Com o Acordo Ortográfico de 1990, já não se utiliza o hífen entre as formas monossilábicas de haver e de (Base XVIII do Acordo). Temos agora, portanto, há de se lhes perdoar.
Antes de o acordo ortográfico entrar em vigor, encontram-se as duas variantes quando haver de é seguido de clíticos. Um par de exemplos do Google Books:
- Hei-de lhe falar lugubremente (Cesário Verde, edição de 1992: link)
- Hei-de-lhes acabar com a manha de andarem atrás de mim! (Branquinho da Fonseca, edição de 1945, link)
Ou no jornal Público, que não aplica o Acordo Ortográfico de 1990:
- Há-de-se ver, mulher. Há-de-se ver. Respondia como sempre falava: há-de-se viver (link)
- Se acontecer, há-de se ver na altura (link)
- É por causa de Hollande, mas há-de-lhes passar. (link)
Não é óbvio que uma variante seja muito mais comum do que a outra.
Não consegui encontrar nenhuma fonte que apontasse para a correção de uma ou de outra forma. Em todo o caso, o teu argumento para rejeitar a união com hífen («"se lhes" [é] relativo ao verbo "perdoar" e não ao "haver de"») é problemático — não é óbvio que a afirmação seja verdadadeira. Os verbos auxiliares admitem subida de clítico, isto é, a ligação ao verbo auxiliar do pronome clítico complemento do verbo principal.
Não há dúvida de que haver de admite subida do clítico em construções com próclise:
Não lho hei de perdoar. (em alternativa a «Não hei de perdoar-lho»).
O que é extraordinário nos verbos auxiliares que regem a proposição de (haver de, ter de, acabar de), é parecerem não admitir o pronome em posição enclítica:
*Hei-lho de perdoar.
Nem sempre assim foi. Por exemplo:
Hemo-nos, senhores, de ir. (Camões, link)
Hás-me de jurar uma cousa que te não custará nada. (Herculano)
Casarás com o homem; mas já agora hão-se de festejar os teus dezassete anos em casa. (Camilo)
Modernamente, com as formas monossilábicas de haver, é inclusive pouco aceitável inserir qualquer elemento entre haver e de (cf. havemos um dia de lá ir com *hei um dia de lá ir), daí a antiga ortografia prescrever um hífen. Mas nenhum dos auxiliares que regem de aceitam um pronome unido ao verbo
auxiliar em posição enclítica (cf. ficou-me a dever, que não é problemático, e onde o auxiliar rege a). A Gramática do Português da Gulbenkian, na pág. 1242 (cap. 29, da autoria de Eduardo Raposo), dá estes exemplos:
a. ??Tenho-lhe de pagar alguma coisa, certamente.

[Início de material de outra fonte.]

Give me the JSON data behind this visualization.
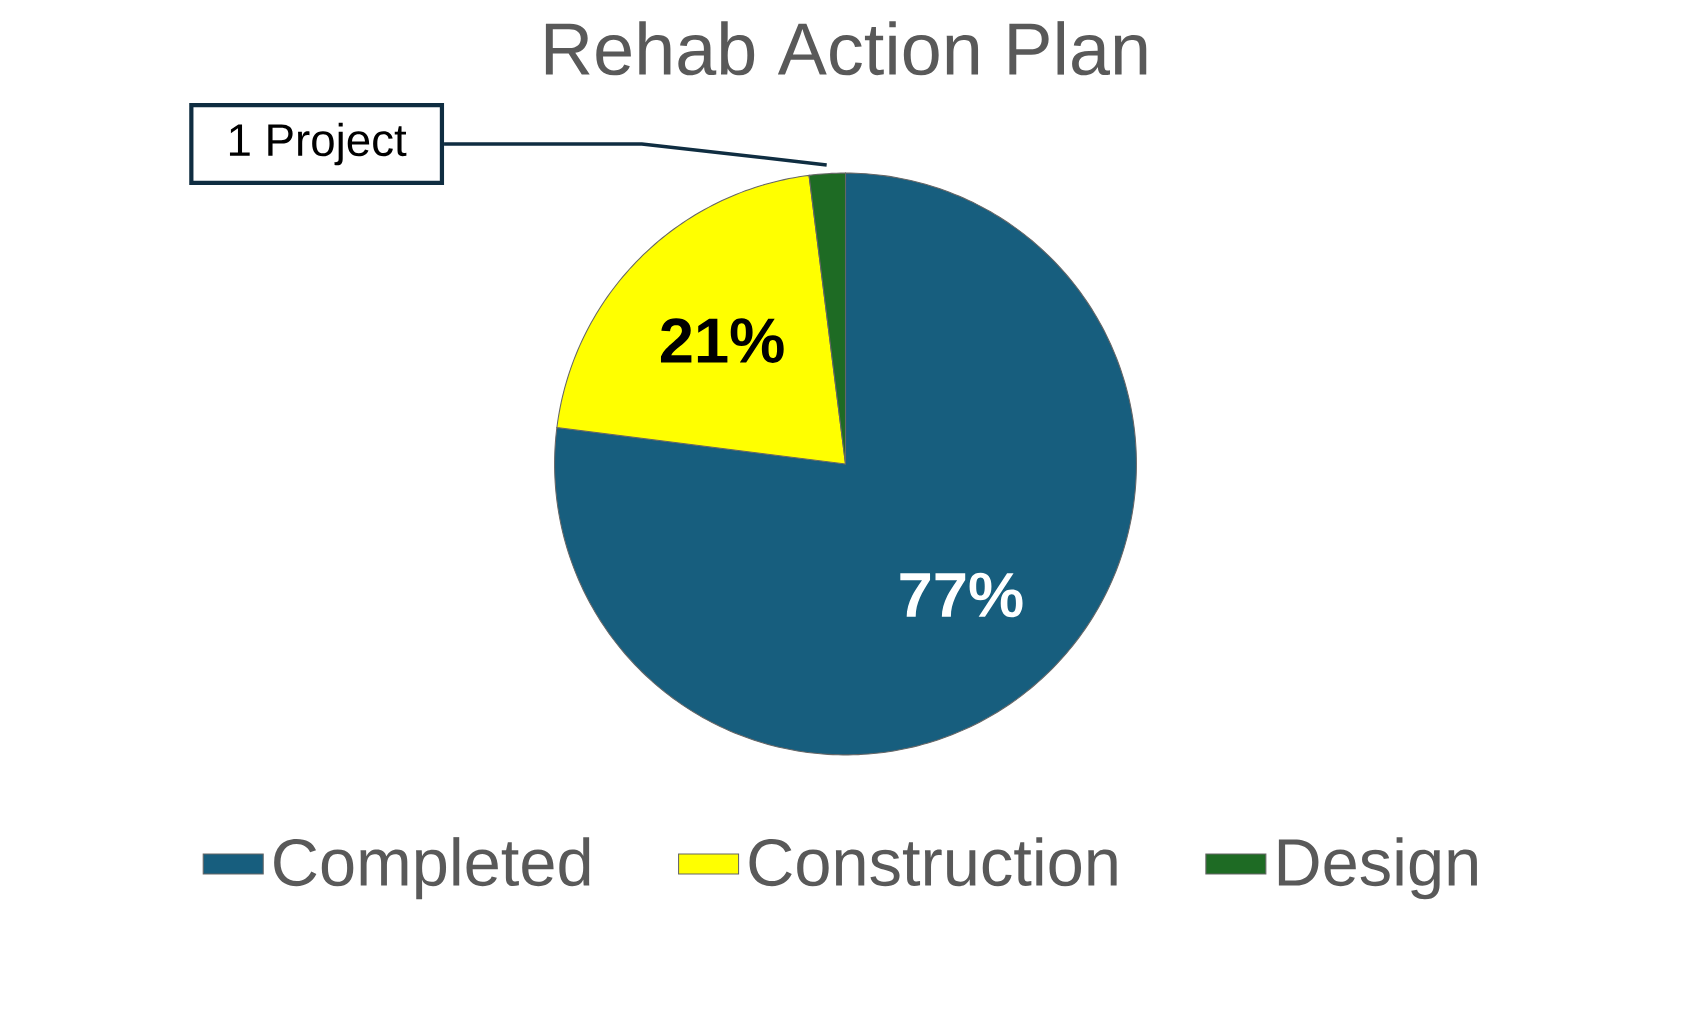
{
  "chart_data": {
    "type": "pie",
    "title": "Rehab Action Plan",
    "categories": [
      "Completed",
      "Construction",
      "Design"
    ],
    "values": [
      77,
      21,
      2
    ],
    "colors": [
      "#175e7e",
      "#ffff00",
      "#1e6b24"
    ],
    "value_labels": [
      "77%",
      "21%",
      null
    ],
    "annotations": [
      {
        "text": "1 Project",
        "x": "Design"
      }
    ],
    "legend": "bottom"
  }
}
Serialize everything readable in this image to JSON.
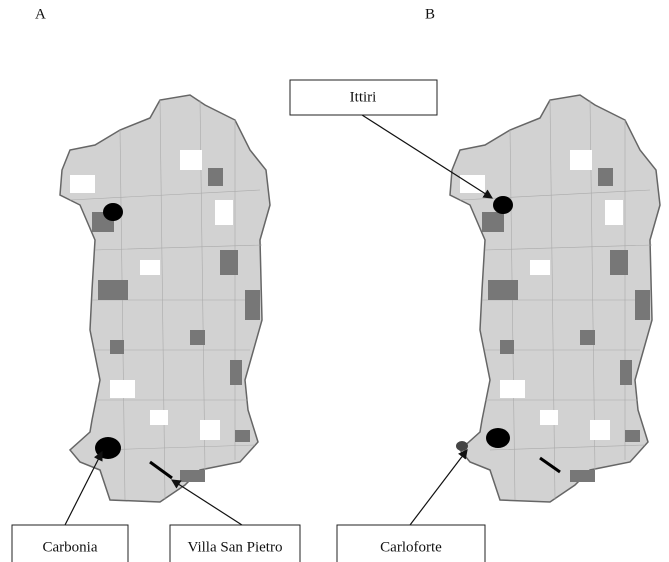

b. *Ela há-me de encontrar nalgum momento.
c. ??O mordomo acabou-me de trazer o pequeno almoço.
Mas se o pronome estiver à direita de de (temos de lhe pagar, há de me encontrar, acabou de me trazer), as construções são aceitáveis. O autor sugere resolver a aparente anomalia dos auxiliares que regem de desta forma:
Para resolver este paradoxo, propõe-se aqui a hipótese de que a preposição de se "incorpora" no verbo auxiliar, formando com ele um grupo complexo unitário do ponto de vista morfológico. Ou seja, a preposição de é parte integrante dos verbos auxiliares (repare-se que, antes do Acordo Ortográfico de 1990, a ortografia codificava essa estrutura no caso do auxiliar haver (de), ao unir os dois itens com um hífen).
No entanto, como o autor reconhece (caixa 9) e como tu sugeres, esses casos também podem ser analisados como casos de próclise ao verbo principal.
Frases como "hei de lhe dizer" seriam então estruturalemente ambíguas entre casos de próclise ao verbo pleno e ênclise ao verbo auxiliar (unido com de). No primeira caso, faria mais sentido escrever há-de se lhes perdoar (tal como os brasileiros escrevem vou te perdoar, sem hífen, dado que se trata de uma próclise ao verbo principal), no segundo há-de-se-lhes. Como referi antes, ambas podem ser encontradas.